RobertIndie opened a new pull request, #187:
URL: https://github.com/apache/pulsar-client-cpp/pull/187
<!--
### Contribution Checklist
- PR title format should be *[type][component] summary*. For details, see
*[Guideline - Pulsar PR Naming
Convention](https://docs.google.com/document/d/1d8Pw6ZbWk-_pCKdOmdvx9rnhPiyuxwq60_TrD68d7BA/edit#heading=h.trs9rsex3xom)*.
- Fill out the template below to describe the changes contributed by the
pull request. That will give reviewers the context they need to do the review.

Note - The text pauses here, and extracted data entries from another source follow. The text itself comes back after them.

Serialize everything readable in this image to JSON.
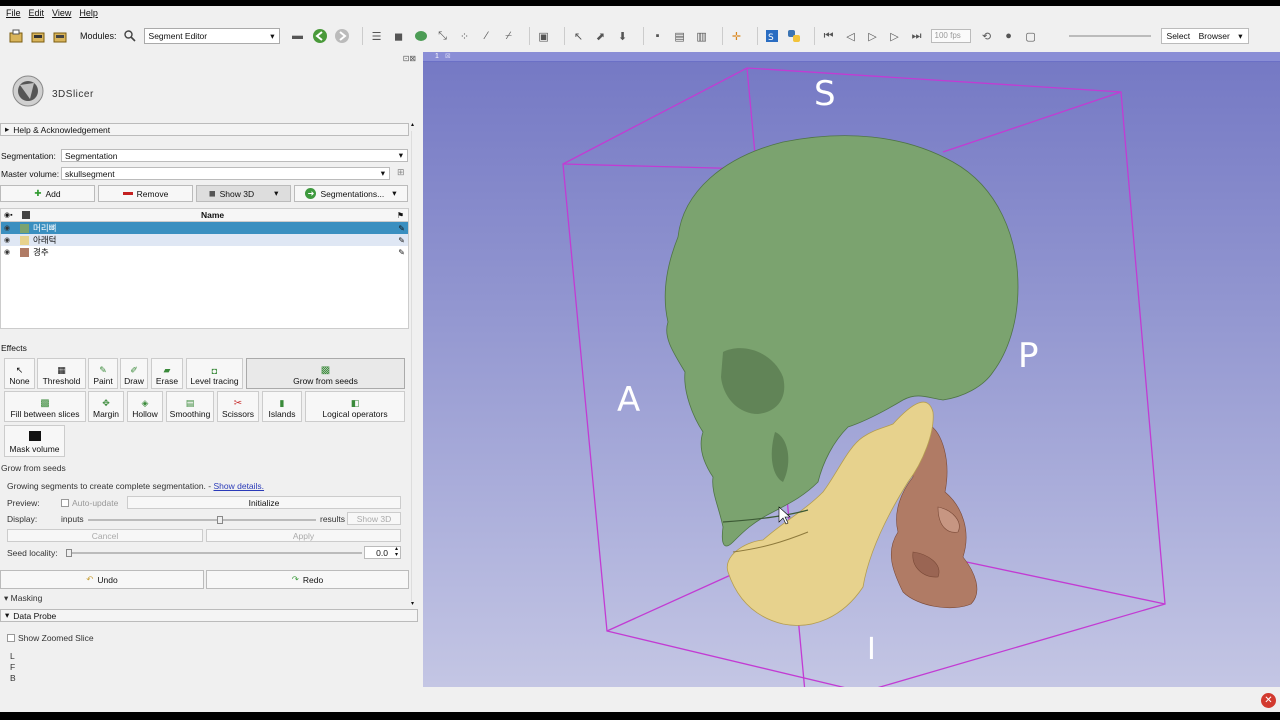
{
  "menu": [
    "File",
    "Edit",
    "View",
    "Help"
  ],
  "toolbar": {
    "modules_label": "Modules:",
    "module_selected": "Segment Editor",
    "fps_value": "100 fps",
    "select_label": "Select",
    "browser_label": "Browser"
  },
  "app": {
    "logo_text": "3DSlicer"
  },
  "help_section": "Help & Acknowledgement",
  "segmentation": {
    "label": "Segmentation:",
    "value": "Segmentation"
  },
  "master_volume": {
    "label": "Master volume:",
    "value": "skullsegment"
  },
  "buttons": {
    "add": "Add",
    "remove": "Remove",
    "show3d": "Show 3D",
    "segmentations": "Segmentations..."
  },
  "table": {
    "header": "Name",
    "rows": [
      {
        "name": "머리뼈",
        "color": "#7ba36f"
      },
      {
        "name": "아래턱",
        "color": "#e7d28d"
      },
      {
        "name": "경추",
        "color": "#b07b65"
      }
    ]
  },
  "effects": {
    "label": "Effects",
    "items": [
      "None",
      "Threshold",
      "Paint",
      "Draw",
      "Erase",
      "Level tracing",
      "Grow from seeds",
      "Fill between slices",
      "Margin",
      "Hollow",
      "Smoothing",
      "Scissors",
      "Islands",
      "Logical operators",
      "Mask volume"
    ]
  },
  "grow": {
    "section": "Grow from seeds",
    "description": "Growing segments to create complete segmentation. -",
    "show_details": "Show details.",
    "preview_label": "Preview:",
    "auto_update": "Auto-update",
    "initialize": "Initialize",
    "display_label": "Display:",
    "inputs": "inputs",
    "results": "results",
    "show3d": "Show 3D",
    "cancel": "Cancel",
    "apply": "Apply",
    "seed_locality_label": "Seed locality:",
    "seed_locality_value": "0.0",
    "display_level": 0.58
  },
  "undo": "Undo",
  "redo": "Redo",
  "masking": "Masking",
  "data_probe": "Data Probe",
  "show_zoomed_slice": "Show Zoomed Slice",
  "probe_letters": [
    "L",
    "F",
    "B"
  ],
  "view": {
    "pin": "1",
    "labels": {
      "S": "S",
      "P": "P",
      "A": "A",
      "I": "I"
    },
    "colors": {
      "skull": "#7ba36f",
      "jaw": "#e7d28d",
      "spine": "#b07b65",
      "box": "#c23bd3"
    }
  }
}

- Each pull request should address only one issue, not mix up code from
multiple issues.
- Each commit in the pull request has a meaningful commit message
- Once all items of the checklist are addressed, remove the above text and
this checklist, leaving only the filled out template below.
-->
Fixes #186
### Motivation
This PR fixes two problems with closing the partitioned producer: The
deadlock problem mentioned in
https://github.com/apache/pulsar-client-cpp/issues/186 and another problem
about the partitioned producer incorrectly counting the number of closed
producers resulting in the hangout. Only by fixing both of these problems can
fix the https://github.com/apache/pulsar-client-cpp/issues/186. So I put these
fixes into one PR.
#### Deadlock issue
The case is that when we create a Partitioned Producer with 2 partitions.
And then we expand the topic to 3 partitions. The PP(Partitioned Producer)
will create a new internal producer(Let's called it P3)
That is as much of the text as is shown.